Network Architecture

Network Architects carry institutional memory. They understand why design decisions were made and ensure that new technologies integrate safely with existing environments.

In finance, architecture is inseparable from risk management. Architects must design for resilience, security, auditability and failure containment—while avoiding blind adoption of vendor‑driven architectures that don’t align with regulatory or operational realities.

Network Engineering

Network Engineers turn strategy into production reality. This includes design, deployment, operations and increasingly, automation.

In infrastructure, engineering is never “done.” The differentiator is continuous improvement—not just of the network, but of how work is performed. The right engineers are curious, disciplined and comfortable working with code, testing and version control. These traits matter far more than any single tool or platform.

Trust binds this team together. Without it, automation initiatives stall and AI adoption becomes superficial at best.


What Is Actually Broken?

With the right team in place, identifying problems becomes far easier. In financial‑services networks, recurring themes often include:

  • Change‑related outages and rollback failures
  • Inconsistent or prolonged MTTR
  • Slow implementation of business requests
  • Growing operational backlogs
  • Long onboarding times for new engineers
  • Rising run‑the‑bank costs

When issues are primarily people‑ or process‑driven, organizations are usually early in their automation journey. This is why network automation—not AI—is almost always the correct first focus.

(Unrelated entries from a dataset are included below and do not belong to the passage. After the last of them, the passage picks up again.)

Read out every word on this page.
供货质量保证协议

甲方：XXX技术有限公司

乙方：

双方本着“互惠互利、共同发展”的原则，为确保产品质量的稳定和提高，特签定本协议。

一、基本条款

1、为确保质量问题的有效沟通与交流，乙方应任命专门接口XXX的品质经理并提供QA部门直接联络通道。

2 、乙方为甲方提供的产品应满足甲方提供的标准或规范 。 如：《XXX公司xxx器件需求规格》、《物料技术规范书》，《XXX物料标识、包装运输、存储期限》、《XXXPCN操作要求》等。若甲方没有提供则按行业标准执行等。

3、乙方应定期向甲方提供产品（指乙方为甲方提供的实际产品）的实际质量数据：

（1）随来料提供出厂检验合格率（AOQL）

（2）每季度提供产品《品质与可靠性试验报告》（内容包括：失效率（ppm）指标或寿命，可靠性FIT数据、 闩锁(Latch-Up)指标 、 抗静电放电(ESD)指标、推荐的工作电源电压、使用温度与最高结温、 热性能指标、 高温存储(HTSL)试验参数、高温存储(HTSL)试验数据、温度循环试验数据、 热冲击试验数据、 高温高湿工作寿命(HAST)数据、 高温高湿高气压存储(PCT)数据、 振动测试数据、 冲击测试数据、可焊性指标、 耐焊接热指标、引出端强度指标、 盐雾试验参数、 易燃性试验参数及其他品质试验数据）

NetDevOps, much like DevOps, requires a cultural shift: standardization, repeatability, testing and shared ownership. Done well, it unlocks both operational stability and staff potential.

Whatever problem you tackle first, metrics matter. Define your baseline and your target:

  • How many incidents occurred in the last 60 days?
  • What is your current MTTR?
  • How long does it take to implement a standard change?

Clear metrics align teams and turn improvement into a collective effort rather than an abstract goal.


Can AI Help Maintain a Financial‑Services Network?

Yes—but only when applied deliberately and at the right stage of maturity.

Early Automation: AI as a Knowledge Amplifier

For organizations early in their automation journey, AI is most valuable as a knowledge amplifier for people. Retrieval‑Augmented Generation (RAG) systems can act as controlled, auditable knowledge bases—supporting troubleshooting, onboarding and operational consistency.

Used correctly, these systems reduce dependency on tribal knowledge while remaining compatible with regulatory and security requirements.

Mature Automation: AI as a Force Multiplier

Teams with established automation practices should already be solving problems with code and avoiding one‑off fixes. Here, AI becomes a powerful partner.

AI‑assisted development can dramatically reduce lead time for automation tasks, allowing engineers to focus on intent, validation and risk controls rather than boilerplate implementation. The key is discipline: version control, testing and review processes remain non‑negotiable.

Advanced Operations: AI for Insight and Prediction

In well‑run environments, AI and ML can be applied to telemetry, capacity data and fault patterns. Anomaly detection and trend analysis enable earlier intervention and better planning—critical in environments where outages carry outsized financial and reputational impact.

This is not about autonomous networks. It is about better decision support for human operators.


Final Thoughts

AI is evolving at an extraordinary pace, but financial‑services networks cannot afford experimentation without foundations. Automation, process maturity and strong teams are prerequisites—not optional steps.

Organizations that invest in these fundamentals will be well positioned to use AI safely and effectively. Those that skip them may adopt impressive tools—but will struggle to realize lasting value.


Where is your organization on the NetDevOps journey and what constraints—technical, cultural, or regulatory—have been the hardest to overcome?